ITSs have been viewed for a long time as a junk DNA associated with chromosomal rearrangements and aberrations. Data accumulated during the last decade altered our understanding of these genomic elements. They interact with the nuclear membrane and are involved in the formation of ITL-loops, telomere maintenance, and genome-wide regulation of gene expression and 3D genome structure [266,267,297,329,330]. These functions may explain conservation of some ITSs in distinct lineages and their relative abundance in eukaryotes. While ITSs are located inside chromosomes, they can behave as bona fide telomeres. ITSs bind telomere-specific proteins such as components of Shelterin complex, which then regulate their functioning and stability. ITSs present adjacent to DSBs regulate localization of broken ends inside the nucleus and the outcome of their repair [335]. Chromosome breakage within ITS traсts may lead to the appearance of a new telomere or to the inversion of the chromosomal arm [299,336]. ITSs are dynamic elements of the genome as they undergo significant length variation. The high rate of ITS expansions could explain their length polymorphism within an organism as well as their amplification in many species. Tight parallels were observed between the mechanisms of ITSs expansions and the mechanisms of ALT [300] (see also Figure 5).
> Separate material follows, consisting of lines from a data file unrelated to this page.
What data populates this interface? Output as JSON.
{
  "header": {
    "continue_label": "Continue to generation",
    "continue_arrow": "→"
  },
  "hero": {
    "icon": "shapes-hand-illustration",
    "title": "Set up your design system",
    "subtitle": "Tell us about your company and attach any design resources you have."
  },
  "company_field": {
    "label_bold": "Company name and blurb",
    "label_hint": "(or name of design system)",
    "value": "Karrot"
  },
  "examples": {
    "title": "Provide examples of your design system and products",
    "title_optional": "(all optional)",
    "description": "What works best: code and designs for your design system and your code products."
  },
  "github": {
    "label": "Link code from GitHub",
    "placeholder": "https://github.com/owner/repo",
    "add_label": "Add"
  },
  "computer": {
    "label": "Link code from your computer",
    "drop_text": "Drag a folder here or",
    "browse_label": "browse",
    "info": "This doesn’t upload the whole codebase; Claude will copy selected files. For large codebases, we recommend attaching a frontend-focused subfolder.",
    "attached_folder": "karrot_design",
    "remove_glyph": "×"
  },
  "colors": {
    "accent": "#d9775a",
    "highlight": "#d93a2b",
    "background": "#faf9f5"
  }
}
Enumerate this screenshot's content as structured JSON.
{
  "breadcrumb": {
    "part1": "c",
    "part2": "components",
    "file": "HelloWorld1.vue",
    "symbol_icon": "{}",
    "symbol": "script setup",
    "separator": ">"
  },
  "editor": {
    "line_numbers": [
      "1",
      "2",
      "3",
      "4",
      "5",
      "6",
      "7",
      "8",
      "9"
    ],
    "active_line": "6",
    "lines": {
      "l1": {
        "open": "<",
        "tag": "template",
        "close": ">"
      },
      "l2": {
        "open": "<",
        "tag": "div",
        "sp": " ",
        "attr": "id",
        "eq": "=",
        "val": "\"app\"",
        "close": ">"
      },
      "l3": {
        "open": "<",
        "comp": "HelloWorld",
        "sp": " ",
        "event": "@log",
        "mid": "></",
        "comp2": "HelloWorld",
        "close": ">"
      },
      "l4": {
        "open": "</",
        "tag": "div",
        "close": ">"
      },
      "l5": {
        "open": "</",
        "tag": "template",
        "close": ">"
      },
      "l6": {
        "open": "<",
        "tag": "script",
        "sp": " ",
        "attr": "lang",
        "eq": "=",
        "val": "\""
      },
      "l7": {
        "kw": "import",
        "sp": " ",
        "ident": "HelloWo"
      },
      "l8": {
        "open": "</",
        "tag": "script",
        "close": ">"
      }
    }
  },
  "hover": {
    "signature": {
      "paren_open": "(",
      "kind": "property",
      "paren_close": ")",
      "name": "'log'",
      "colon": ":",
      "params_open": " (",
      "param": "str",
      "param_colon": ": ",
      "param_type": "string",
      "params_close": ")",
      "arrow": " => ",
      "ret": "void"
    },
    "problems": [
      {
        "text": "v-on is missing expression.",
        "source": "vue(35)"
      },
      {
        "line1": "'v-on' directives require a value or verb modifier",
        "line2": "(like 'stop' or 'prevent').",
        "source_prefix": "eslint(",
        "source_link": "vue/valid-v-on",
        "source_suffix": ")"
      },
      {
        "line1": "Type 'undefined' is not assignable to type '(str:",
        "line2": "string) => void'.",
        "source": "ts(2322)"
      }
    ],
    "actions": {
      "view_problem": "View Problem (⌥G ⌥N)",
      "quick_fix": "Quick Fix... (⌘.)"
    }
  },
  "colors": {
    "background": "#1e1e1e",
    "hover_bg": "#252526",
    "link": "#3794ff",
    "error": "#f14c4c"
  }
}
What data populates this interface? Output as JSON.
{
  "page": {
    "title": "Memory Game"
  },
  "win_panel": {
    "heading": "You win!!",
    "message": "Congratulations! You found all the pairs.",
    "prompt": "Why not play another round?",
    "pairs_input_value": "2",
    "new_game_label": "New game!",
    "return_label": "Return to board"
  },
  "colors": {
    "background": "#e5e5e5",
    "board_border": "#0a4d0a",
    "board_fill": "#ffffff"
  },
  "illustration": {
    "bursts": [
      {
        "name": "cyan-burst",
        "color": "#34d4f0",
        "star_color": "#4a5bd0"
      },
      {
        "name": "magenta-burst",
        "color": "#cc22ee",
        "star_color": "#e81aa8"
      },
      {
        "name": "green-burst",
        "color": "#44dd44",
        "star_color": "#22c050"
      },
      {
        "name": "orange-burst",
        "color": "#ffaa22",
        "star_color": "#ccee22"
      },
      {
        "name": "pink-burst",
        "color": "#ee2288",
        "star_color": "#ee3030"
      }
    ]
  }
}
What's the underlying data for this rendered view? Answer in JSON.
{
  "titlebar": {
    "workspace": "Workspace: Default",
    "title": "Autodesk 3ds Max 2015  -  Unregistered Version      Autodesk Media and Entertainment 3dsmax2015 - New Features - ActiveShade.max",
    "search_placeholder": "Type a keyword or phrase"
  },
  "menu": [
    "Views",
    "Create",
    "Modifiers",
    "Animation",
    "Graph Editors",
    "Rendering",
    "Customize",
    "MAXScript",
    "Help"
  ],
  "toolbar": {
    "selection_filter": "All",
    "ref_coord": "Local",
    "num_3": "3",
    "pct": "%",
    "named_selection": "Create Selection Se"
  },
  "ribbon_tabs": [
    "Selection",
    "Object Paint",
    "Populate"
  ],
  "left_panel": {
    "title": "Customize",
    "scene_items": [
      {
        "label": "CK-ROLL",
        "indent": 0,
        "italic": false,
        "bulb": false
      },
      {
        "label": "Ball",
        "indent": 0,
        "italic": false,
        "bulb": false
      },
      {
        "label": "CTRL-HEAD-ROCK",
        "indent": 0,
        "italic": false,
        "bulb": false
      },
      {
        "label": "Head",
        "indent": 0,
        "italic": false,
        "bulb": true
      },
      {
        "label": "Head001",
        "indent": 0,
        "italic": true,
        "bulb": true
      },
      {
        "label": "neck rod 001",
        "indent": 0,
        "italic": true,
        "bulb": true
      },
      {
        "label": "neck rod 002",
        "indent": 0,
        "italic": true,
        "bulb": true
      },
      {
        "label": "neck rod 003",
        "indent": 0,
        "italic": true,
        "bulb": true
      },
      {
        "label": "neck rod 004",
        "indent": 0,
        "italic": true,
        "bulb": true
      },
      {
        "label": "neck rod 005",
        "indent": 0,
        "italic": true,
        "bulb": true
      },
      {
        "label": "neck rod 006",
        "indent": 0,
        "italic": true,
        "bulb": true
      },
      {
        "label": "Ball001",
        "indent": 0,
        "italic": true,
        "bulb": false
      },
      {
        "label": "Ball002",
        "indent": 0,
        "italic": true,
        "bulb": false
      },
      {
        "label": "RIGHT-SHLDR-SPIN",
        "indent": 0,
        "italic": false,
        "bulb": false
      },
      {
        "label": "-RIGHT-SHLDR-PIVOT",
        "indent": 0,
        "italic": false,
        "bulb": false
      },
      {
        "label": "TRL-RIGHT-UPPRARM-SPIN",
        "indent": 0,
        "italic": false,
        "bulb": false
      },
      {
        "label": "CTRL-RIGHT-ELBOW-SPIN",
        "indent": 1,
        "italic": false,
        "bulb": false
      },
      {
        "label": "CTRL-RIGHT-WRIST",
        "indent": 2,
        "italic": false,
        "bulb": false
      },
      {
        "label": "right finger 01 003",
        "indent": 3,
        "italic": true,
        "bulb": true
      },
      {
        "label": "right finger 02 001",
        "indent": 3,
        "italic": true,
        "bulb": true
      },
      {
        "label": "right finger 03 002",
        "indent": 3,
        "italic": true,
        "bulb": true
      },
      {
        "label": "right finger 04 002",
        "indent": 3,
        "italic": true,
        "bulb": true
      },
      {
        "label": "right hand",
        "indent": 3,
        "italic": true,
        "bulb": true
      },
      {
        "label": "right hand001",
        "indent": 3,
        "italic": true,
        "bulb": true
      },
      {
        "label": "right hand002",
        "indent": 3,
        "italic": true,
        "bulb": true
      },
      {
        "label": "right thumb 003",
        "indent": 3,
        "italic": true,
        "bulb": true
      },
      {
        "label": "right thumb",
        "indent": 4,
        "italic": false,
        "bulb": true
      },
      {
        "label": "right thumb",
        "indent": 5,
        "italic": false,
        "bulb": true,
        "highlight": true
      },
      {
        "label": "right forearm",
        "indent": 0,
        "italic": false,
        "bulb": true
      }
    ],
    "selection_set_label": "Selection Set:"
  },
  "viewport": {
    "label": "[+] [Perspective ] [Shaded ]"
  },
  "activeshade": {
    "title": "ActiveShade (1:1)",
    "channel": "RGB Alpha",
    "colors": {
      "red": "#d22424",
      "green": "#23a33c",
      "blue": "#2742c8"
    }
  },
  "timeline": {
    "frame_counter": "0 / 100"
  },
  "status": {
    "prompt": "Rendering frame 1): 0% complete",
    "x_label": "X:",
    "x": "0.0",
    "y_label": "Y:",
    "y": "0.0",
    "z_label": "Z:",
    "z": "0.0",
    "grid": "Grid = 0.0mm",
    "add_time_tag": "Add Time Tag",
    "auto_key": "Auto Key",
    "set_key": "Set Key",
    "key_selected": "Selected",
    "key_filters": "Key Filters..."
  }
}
The dynamic nature of ITSs seem to stem from their interference with the DNA replication process. ITSs are covered by telomere-binding proteins, e.g. Shelterin complex components, that affect the progression of the replication fork through them. Thus, binding of the TRF1 protein is required to stabilize the common fragile 2q14 ITS site in human cells [285]. At the same time, our data suggest that the binding of the Rap1 and Tbf1 proteins - yeast Shelterin counterparts - to ITSs results in the replication roadblock. The resultant genetic instability depends on the strength of this roadblock. Simple slowing of the replication fork provokes DNA strand slippage resulting in repeat expansions. Strong roadblocks lead to the fork collapse, DSB formation and their subsequent repair via BIR and TS. The latter pathways have arisen in prokaryotes to restart stalled or collapsed replication forks. Given the intrinsic ability of simple DNA repeats to anneal “out of register,” these pathways are implicated in the large-scale expansions of many microsatellite repeats including telomeric repeats and trinucleotide repeats (TNRs) [376]. Existence of these mechanisms and their co-evolution with simple DNA repeats likely facilitate establishment of functional repetitive sequences in the course of genome evolution, such as telomeres and centromeres. The existing complex regulatory pathways of telomere maintenance involving ALT could be a result of evolution of these primary mechanisms.